ÉDITORIAL. Thermalisme : vers une cure… d’austérité ?
François Bayrou n’est pas – heureusement – Javier Milei, le fantasque président argentin qui tronçonne à tout va dans les dépenses de l’État et la fonction publique de son pays. Mais le Premier ministre, en quête effrénée de 44 milliards d’euros pour boucler son budget 2026 dont 5,5 pour les comptes de la Sécurité sociale, multiplie les coups de scalpel et de rabot qui, mis bout à bout, constituent de plus en plus d’irritants pour les syndicats, les oppositions et finalement les Français – dont 87 % pensent que le Budget Bayrou nuira à leur pouvoir d’achat.
À la suppression de deux jours fériés, celle de l’abattement fiscal pour les retraités, le doublement des franchises médicales, la réforme du transport sanitaire en taxi ou le serrage de vis sur les arrêts maladie pourrait donc s’ajouter la remise en cause du remboursement à 100 % des cures thermales et des médicaments dont le service médical rendu est faible pour les patients en Affection longue durée (ALD).
Ce n’est pas la première fois qu’un gouvernement tente de s’attaquer au thermalisme au prétexte qu’il serait coûteux et médicalement pas assez efficace, ce que conteste fermement le Conseil National des Établissements Thermaux (CNETh), qui avance 60 études cliniques prouvant le contraire. Ce qui surprend avec le gouvernement Bayrou, c’est que plutôt que de chercher à faire des réformes structurelles majeures de l’appareil d’État ou rechercher des leviers – et notamment de nouvelles recettes –, il préfère multiplier des mesures ciblées – et pense-t-il peut-être indolores – qui ramènent des économies plutôt modestes. Ainsi, si les cures thermales, aujourd’hui dans le collimateur, ont coûté 350 millions d’euros à l’Assurance maladie en 2023, elles ne représentent, selon le CNETh, que 0,1 % du budget de la santé. Une goutte d’eau… S’il faut bien sûr s’attaquer aux abus s’il y en a, peut-être améliorer le système de prise en charge ou s’inspirer au besoin de ce qui se fait chez nos voisins, on ne peut cibler le thermalisme sans mesurer tout ce qu’il représente en dehors du seul aspect sanitaire.

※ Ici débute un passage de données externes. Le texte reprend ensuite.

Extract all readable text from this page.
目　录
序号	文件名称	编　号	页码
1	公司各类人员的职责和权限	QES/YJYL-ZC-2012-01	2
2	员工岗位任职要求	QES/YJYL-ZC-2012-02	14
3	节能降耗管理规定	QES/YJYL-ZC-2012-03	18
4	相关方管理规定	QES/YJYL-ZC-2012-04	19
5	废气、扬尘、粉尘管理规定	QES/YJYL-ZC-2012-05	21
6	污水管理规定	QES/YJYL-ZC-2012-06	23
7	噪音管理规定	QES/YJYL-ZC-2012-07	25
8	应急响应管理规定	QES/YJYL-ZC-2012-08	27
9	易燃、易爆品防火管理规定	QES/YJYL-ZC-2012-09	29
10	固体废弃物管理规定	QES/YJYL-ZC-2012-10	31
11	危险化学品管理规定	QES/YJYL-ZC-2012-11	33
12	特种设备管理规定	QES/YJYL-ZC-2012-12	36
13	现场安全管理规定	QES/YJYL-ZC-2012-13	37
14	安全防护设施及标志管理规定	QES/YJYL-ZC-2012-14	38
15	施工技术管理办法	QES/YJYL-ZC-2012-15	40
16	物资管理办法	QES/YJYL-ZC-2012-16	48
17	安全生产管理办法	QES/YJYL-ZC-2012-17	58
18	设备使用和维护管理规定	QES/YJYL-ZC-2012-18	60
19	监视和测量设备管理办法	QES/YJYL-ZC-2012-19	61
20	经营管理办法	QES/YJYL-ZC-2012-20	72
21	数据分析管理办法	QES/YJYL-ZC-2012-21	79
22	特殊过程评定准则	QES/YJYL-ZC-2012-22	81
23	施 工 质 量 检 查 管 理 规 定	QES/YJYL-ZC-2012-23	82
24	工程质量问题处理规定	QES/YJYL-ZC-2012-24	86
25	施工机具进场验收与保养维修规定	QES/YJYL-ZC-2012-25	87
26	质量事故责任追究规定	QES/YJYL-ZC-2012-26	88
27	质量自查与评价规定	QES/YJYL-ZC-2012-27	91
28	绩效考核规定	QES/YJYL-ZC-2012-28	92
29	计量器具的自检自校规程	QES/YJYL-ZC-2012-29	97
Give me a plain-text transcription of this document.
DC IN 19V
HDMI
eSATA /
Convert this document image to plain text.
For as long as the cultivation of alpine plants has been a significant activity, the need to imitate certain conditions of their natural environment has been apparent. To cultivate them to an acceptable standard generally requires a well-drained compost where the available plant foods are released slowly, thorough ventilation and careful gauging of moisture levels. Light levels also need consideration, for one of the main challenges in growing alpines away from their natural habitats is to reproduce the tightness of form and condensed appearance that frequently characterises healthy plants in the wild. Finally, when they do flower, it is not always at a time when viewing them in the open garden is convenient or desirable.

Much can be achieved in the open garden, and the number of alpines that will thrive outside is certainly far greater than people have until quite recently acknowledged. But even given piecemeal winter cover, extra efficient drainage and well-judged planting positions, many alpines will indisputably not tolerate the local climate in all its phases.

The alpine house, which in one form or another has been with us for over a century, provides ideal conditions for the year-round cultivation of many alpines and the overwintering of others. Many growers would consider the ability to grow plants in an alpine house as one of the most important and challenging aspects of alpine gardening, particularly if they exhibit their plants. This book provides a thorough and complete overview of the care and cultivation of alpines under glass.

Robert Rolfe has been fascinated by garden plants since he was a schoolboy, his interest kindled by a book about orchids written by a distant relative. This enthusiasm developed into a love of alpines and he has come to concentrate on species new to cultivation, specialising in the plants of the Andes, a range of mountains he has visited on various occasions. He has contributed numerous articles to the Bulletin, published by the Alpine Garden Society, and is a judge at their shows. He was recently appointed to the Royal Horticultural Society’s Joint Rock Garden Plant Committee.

Il y a le poids économique de la filière, auquel l’Occitanie, première région thermale de France est sensible : quelque 4 milliards d’euros de richesse globale créée, plus de 25 000 emplois en France et des retombées économiques indispensables pour des territoires ruraux et de montagne qui ont souvent été délaissés. Et puis il y a l’histoire et le lien ancestral noué entre les terres thermales, les populations qui y vivent et les curistes du monde entier qui y séjournent.
À travers le thermalisme, c’est bien toute l’histoire du pays qui se dessine, depuis l’époque romaine jusqu’à aujourd’hui en passant par l’essor des stations thermales au XIXe siècle qui ont contribué à la renommée de la France – Napoléon III ne s’y trompa pas. Les stations thermales, qui ont inspiré diplomates, écrivains ou cinéastes, où l’on vient se soigner, se reposer, se ressourcer, ne peuvent se résumer à une ligne comptable que l’on pourrait froidement rayer d’un trait au non d’une cure… d’austérité. Il y a derrière elles une part de cet art de vivre à la française qui forge notre identité et nos territoires. Et ça, ça n’a pas de prix.